There were some very interesting looking guitars in this film, as you obviously had to take them back to a certain style. Where did you get those?
We had a luthier named Ted Crocker build one after we sent him the script. I always felt like Gary Clarke’s character was a guy who was a radio repairman in the army and probably read an article in Popular Electronics about what Les Paul was up to.

I wanted something that would really play and so Ted made two identical [guitars]. One had a radio hook-up in the back for when Gary goes out in front of the club and the other for the club doesn’t have the hook-up. It’s a single coil, so it doesn’t have the humbucker.

I wanted the sound of those early guitars. If you listen to T-Bone Walker’s stuff, it’s great, but it’s a little thinner than what came only a few years later when they got the other coil.

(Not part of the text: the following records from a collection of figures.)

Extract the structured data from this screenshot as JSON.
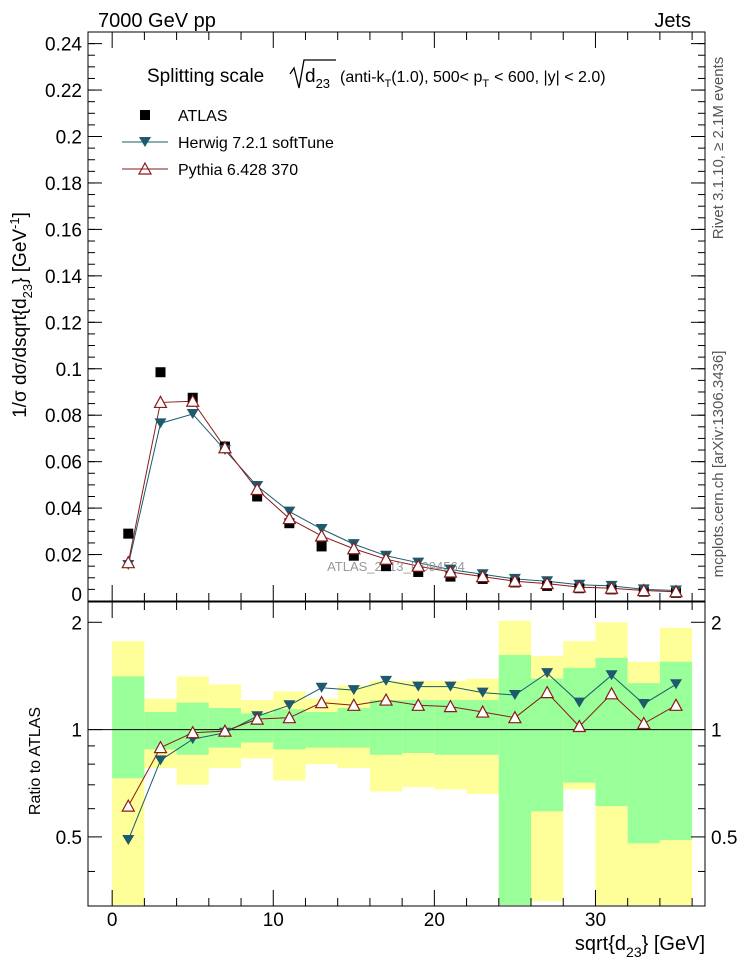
{
  "header": {
    "left": "7000 GeV pp",
    "right": "Jets"
  },
  "side_labels": {
    "rivet": "Rivet 3.1.10, ≥ 2.1M events",
    "mcplots": "mcplots.cern.ch [arXiv:1306.3436]"
  },
  "chart_data": {
    "type": "scatter",
    "title_parts": {
      "prefix": "Splitting scale",
      "d": "d",
      "d_sub": "23",
      "mid1": "(anti-k",
      "k_sub": "T",
      "mid2": "(1.0), 500< p",
      "p_sub": "T",
      "suffix": "< 600, |y| < 2.0)"
    },
    "watermark": "ATLAS_2013_I1094564",
    "main_panel": {
      "ylabel_parts": {
        "pre": "1/σ dσ/dsqrt{d",
        "sub": "23",
        "mid": "} [GeV",
        "sup": "-1",
        "end": "]"
      },
      "ylim": [
        0,
        0.245
      ],
      "y_ticks": [
        0,
        0.02,
        0.04,
        0.06,
        0.08,
        0.1,
        0.12,
        0.14,
        0.16,
        0.18,
        0.2,
        0.22,
        0.24
      ],
      "y_tick_labels": [
        "0",
        "0.02",
        "0.04",
        "0.06",
        "0.08",
        "0.1",
        "0.12",
        "0.14",
        "0.16",
        "0.18",
        "0.2",
        "0.22",
        "0.24"
      ]
    },
    "ratio_panel": {
      "ylabel": "Ratio to ATLAS",
      "ylim": [
        0.32,
        2.28
      ],
      "y_ticks": [
        0.5,
        1,
        2
      ],
      "y_tick_labels": [
        "0.5",
        "1",
        "2"
      ],
      "band_outer": [
        [
          0.3,
          1.77
        ],
        [
          0.78,
          1.22
        ],
        [
          0.7,
          1.41
        ],
        [
          0.78,
          1.34
        ],
        [
          0.83,
          1.21
        ],
        [
          0.72,
          1.28
        ],
        [
          0.8,
          1.22
        ],
        [
          0.78,
          1.33
        ],
        [
          0.67,
          1.37
        ],
        [
          0.69,
          1.37
        ],
        [
          0.68,
          1.37
        ],
        [
          0.66,
          1.39
        ],
        [
          0.3,
          2.02
        ],
        [
          0.33,
          1.61
        ],
        [
          0.68,
          1.77
        ],
        [
          0.3,
          2.0
        ],
        [
          0.3,
          1.55
        ],
        [
          0.3,
          1.93
        ],
        [
          0.3,
          2.22
        ]
      ],
      "band_inner": [
        [
          0.73,
          1.41
        ],
        [
          0.88,
          1.12
        ],
        [
          0.85,
          1.19
        ],
        [
          0.89,
          1.15
        ],
        [
          0.92,
          1.11
        ],
        [
          0.88,
          1.14
        ],
        [
          0.89,
          1.12
        ],
        [
          0.89,
          1.15
        ],
        [
          0.85,
          1.21
        ],
        [
          0.86,
          1.21
        ],
        [
          0.85,
          1.21
        ],
        [
          0.85,
          1.21
        ],
        [
          0.3,
          1.62
        ],
        [
          0.59,
          1.39
        ],
        [
          0.71,
          1.49
        ],
        [
          0.61,
          1.59
        ],
        [
          0.48,
          1.35
        ],
        [
          0.49,
          1.55
        ],
        [
          0.4,
          1.75
        ]
      ]
    },
    "x": [
      1,
      3,
      5,
      7,
      9,
      11,
      13,
      15,
      17,
      19,
      21,
      23,
      25,
      27,
      29,
      31,
      33,
      35
    ],
    "bin_edges": [
      0,
      2,
      4,
      6,
      8,
      10,
      12,
      14,
      16,
      18,
      20,
      22,
      24,
      26,
      28,
      30,
      32,
      34,
      36
    ],
    "xlim": [
      -1.5,
      36.8
    ],
    "x_ticks": [
      0,
      10,
      20,
      30
    ],
    "x_tick_labels": [
      "0",
      "10",
      "20",
      "30"
    ],
    "xlabel_parts": {
      "pre": "sqrt{d",
      "sub": "23",
      "post": "} [GeV]"
    },
    "series": [
      {
        "name": "ATLAS",
        "marker": "square",
        "color": "#000000",
        "values": [
          0.029,
          0.0985,
          0.0875,
          0.0665,
          0.045,
          0.0335,
          0.0235,
          0.0195,
          0.015,
          0.0125,
          0.0105,
          0.0095,
          0.008,
          0.0065,
          0.0055,
          0.005,
          0.004,
          0.0035
        ]
      },
      {
        "name": "Herwig 7.2.1 softTune",
        "marker": "triangle-down",
        "color": "#1e5a6e",
        "values": [
          0.0155,
          0.0765,
          0.0805,
          0.065,
          0.0495,
          0.0385,
          0.031,
          0.0245,
          0.0195,
          0.0165,
          0.0135,
          0.0115,
          0.0095,
          0.0085,
          0.007,
          0.0065,
          0.005,
          0.0045
        ],
        "ratio": [
          0.49,
          0.82,
          0.94,
          0.98,
          1.09,
          1.17,
          1.31,
          1.29,
          1.37,
          1.32,
          1.32,
          1.27,
          1.25,
          1.44,
          1.19,
          1.42,
          1.18,
          1.34
        ]
      },
      {
        "name": "Pythia 6.428 370",
        "marker": "triangle-up",
        "color": "#8b1a1a",
        "values": [
          0.0165,
          0.0855,
          0.086,
          0.066,
          0.048,
          0.0355,
          0.028,
          0.0225,
          0.018,
          0.015,
          0.0125,
          0.0105,
          0.0085,
          0.0075,
          0.006,
          0.0055,
          0.0045,
          0.004
        ],
        "ratio": [
          0.61,
          0.89,
          0.98,
          0.99,
          1.07,
          1.08,
          1.19,
          1.17,
          1.21,
          1.17,
          1.16,
          1.12,
          1.08,
          1.27,
          1.02,
          1.26,
          1.04,
          1.17
        ]
      }
    ],
    "colors": {
      "band_outer": "#ffff99",
      "band_inner": "#99ff99",
      "ratio_line": "#000000"
    }
  }
}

Where did you get the idea for this film?

It all started with the rock n’ roll legend of Guitar Slim. I think his real name was Eddie Jones, and he was known in New Orleans in the early fifties. He was one of the guys who put that long extension chord on his guitar and in New Orleans where there are a lot of clubs close together, would go into the street and play in the doorway of the other clubs to get everybody in his club. He was also known to miss a gig. I think Earl King was the most famous of them who spent years going out as Guitar Slim. Somebody would pretend to be somebody else, but as long as you could play, the audience didn’t care. There were no rock videos, no album covers, no TV; it was just a name on the jukebox. The celebrity was a lot less important.


Honeydripper
Sonny Blake (Gary Clark, Jr.) on stage playing Guitar Slim’s songs on his self-made electric guitar.
Speaking of music videos, I’ve read that you worked with Bruce Springsteen in producing some of his videos.
Yeah, we did “Born in the USA,” “Glory Days” and “I’m on Fire” for Bruce. The jobs were the only times I’ve ever really worked for hire. It was his story that I was telling, and he had a lot of good ideas for what the visuals would be. If you were going to choose a job that has anything to do with the music business, those were really good jobs.

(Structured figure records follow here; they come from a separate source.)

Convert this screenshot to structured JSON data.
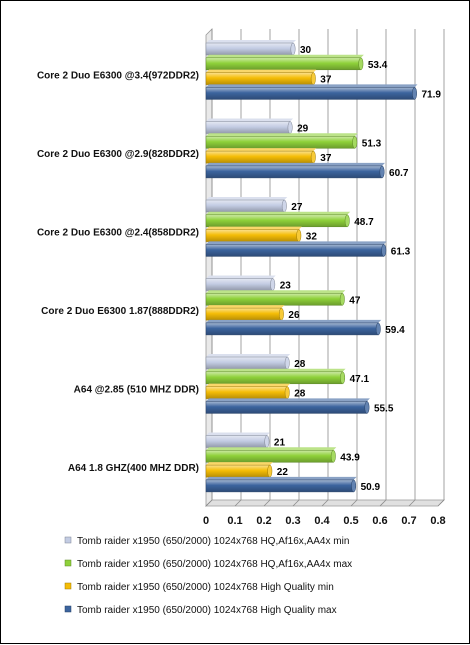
{
  "chart_data": {
    "type": "bar",
    "orientation": "horizontal",
    "categories": [
      "Core 2 Duo E6300 @3.4(972DDR2)",
      "Core 2 Duo E6300 @2.9(828DDR2)",
      "Core 2 Duo E6300 @2.4(858DDR2)",
      "Core 2 Duo E6300 1.87(888DDR2)",
      "A64 @2.85 (510 MHZ DDR)",
      "A64 1.8 GHZ(400 MHZ DDR)"
    ],
    "series": [
      {
        "name": "Tomb raider x1950 (650/2000) 1024x768  HQ,Af16x,AA4x min",
        "color": "#c3cce3",
        "values": [
          0.3,
          0.29,
          0.27,
          0.23,
          0.28,
          0.21
        ],
        "labels": [
          "30",
          "29",
          "27",
          "23",
          "28",
          "21"
        ]
      },
      {
        "name": "Tomb raider x1950 (650/2000) 1024x768  HQ,Af16x,AA4x max",
        "color": "#8fd13a",
        "values": [
          0.534,
          0.513,
          0.487,
          0.47,
          0.471,
          0.439
        ],
        "labels": [
          "53.4",
          "51.3",
          "48.7",
          "47",
          "47.1",
          "43.9"
        ]
      },
      {
        "name": "Tomb raider x1950 (650/2000) 1024x768  High Quality min",
        "color": "#f5bd06",
        "values": [
          0.37,
          0.37,
          0.32,
          0.26,
          0.28,
          0.22
        ],
        "labels": [
          "37",
          "37",
          "32",
          "26",
          "28",
          "22"
        ]
      },
      {
        "name": "Tomb raider x1950 (650/2000) 1024x768  High Quality max",
        "color": "#3c649e",
        "values": [
          0.719,
          0.607,
          0.613,
          0.594,
          0.555,
          0.509
        ],
        "labels": [
          "71.9",
          "60.7",
          "61.3",
          "59.4",
          "55.5",
          "50.9"
        ]
      }
    ],
    "xlim": [
      0,
      0.8
    ],
    "xticks": [
      "0",
      "0.1",
      "0.2",
      "0.3",
      "0.4",
      "0.5",
      "0.6",
      "0.7",
      "0.8"
    ],
    "title": "",
    "xlabel": "",
    "ylabel": "",
    "grid": "vertical",
    "legend_position": "bottom"
  }
}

In the past few issues of our magazine, we’ve touched on rock music entering the church. Discuss the presence of God and the idea of morality, which is very strong in this film, especially in relation to the music.
This was very controversial at the time. I tried to track down what would have been on a jukebox in 1950 in the Deep South and I came across this playlist. One of the people featured was Sister Rosetta Tharp, who played a hell of an electric guitar, but was a gospel singer. Johnny Cash, Bonnie Raitt and other guitarists mention her as an influence on their playing. We shot in Georgiana, Alabama, where Hank Williams grew up. He was famous for playing honky tonks at night and then passing out and being driven to the church he would sing in the next morning. He ended up writing some really seminal gospel songs, and he was a wild guy; same with the Louvin Brothers. Some of them are able to make a living doing just that stuff, and others finally just say, “If I’m going make a living as a musician, I’m going to start singing secular stuff too.”

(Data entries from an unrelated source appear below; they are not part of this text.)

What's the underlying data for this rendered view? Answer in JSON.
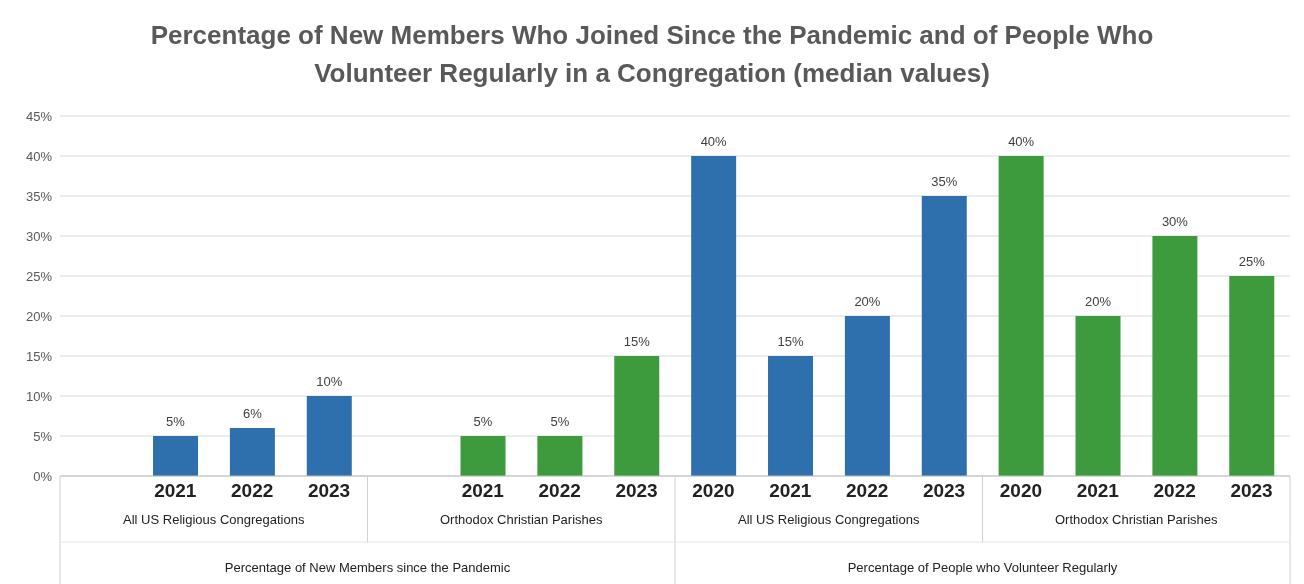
{
  "chart_data": {
    "type": "bar",
    "title": "Percentage of New Members Who Joined Since the Pandemic and of People Who Volunteer Regularly in a Congregation (median values)",
    "categories": [
      null,
      "2021",
      "2022",
      "2023",
      null,
      "2021",
      "2022",
      "2023",
      "2020",
      "2021",
      "2022",
      "2023",
      "2020",
      "2021",
      "2022",
      "2023"
    ],
    "values": [
      null,
      5,
      6,
      10,
      null,
      5,
      5,
      15,
      40,
      15,
      20,
      35,
      40,
      20,
      30,
      25
    ],
    "colors": [
      "#2e6fad",
      "#2e6fad",
      "#2e6fad",
      "#2e6fad",
      "#3d9b3d",
      "#3d9b3d",
      "#3d9b3d",
      "#3d9b3d",
      "#2e6fad",
      "#2e6fad",
      "#2e6fad",
      "#2e6fad",
      "#3d9b3d",
      "#3d9b3d",
      "#3d9b3d",
      "#3d9b3d"
    ],
    "value_labels": [
      null,
      "5%",
      "6%",
      "10%",
      null,
      "5%",
      "5%",
      "15%",
      "40%",
      "15%",
      "20%",
      "35%",
      "40%",
      "20%",
      "30%",
      "25%"
    ],
    "ylim": [
      0,
      45
    ],
    "yticks": [
      {
        "value": 0,
        "label": "0%"
      },
      {
        "value": 5,
        "label": "5%"
      },
      {
        "value": 10,
        "label": "10%"
      },
      {
        "value": 15,
        "label": "15%"
      },
      {
        "value": 20,
        "label": "20%"
      },
      {
        "value": 25,
        "label": "25%"
      },
      {
        "value": 30,
        "label": "30%"
      },
      {
        "value": 35,
        "label": "35%"
      },
      {
        "value": 40,
        "label": "40%"
      },
      {
        "value": 45,
        "label": "45%"
      }
    ],
    "grid": "y",
    "annotations": [
      "All US Religious Congregations",
      "Orthodox Christian Parishes",
      "All US Religious Congregations",
      "Orthodox Christian Parishes",
      "Percentage of New Members since the Pandemic",
      "Percentage of People who Volunteer Regularly"
    ]
  }
}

Where do you think music is heading in a strong technological era?
The thing that record labels don’t like is that it’s heading in every direction at the same time and people aren’t listening to the same thing. So they don’t know how to make money on it. For the musicians, for the fun of playing, it’s a great time, because there are so many things to play and the access to great players is so great. I think for professional musicians, it’s kind of a scary time. Unless you can go out there and tour, the idea of just selling albums is gone. But you can put albums out there as a sample and then you can tour. If you’re tired of the road, it’s a really tough time.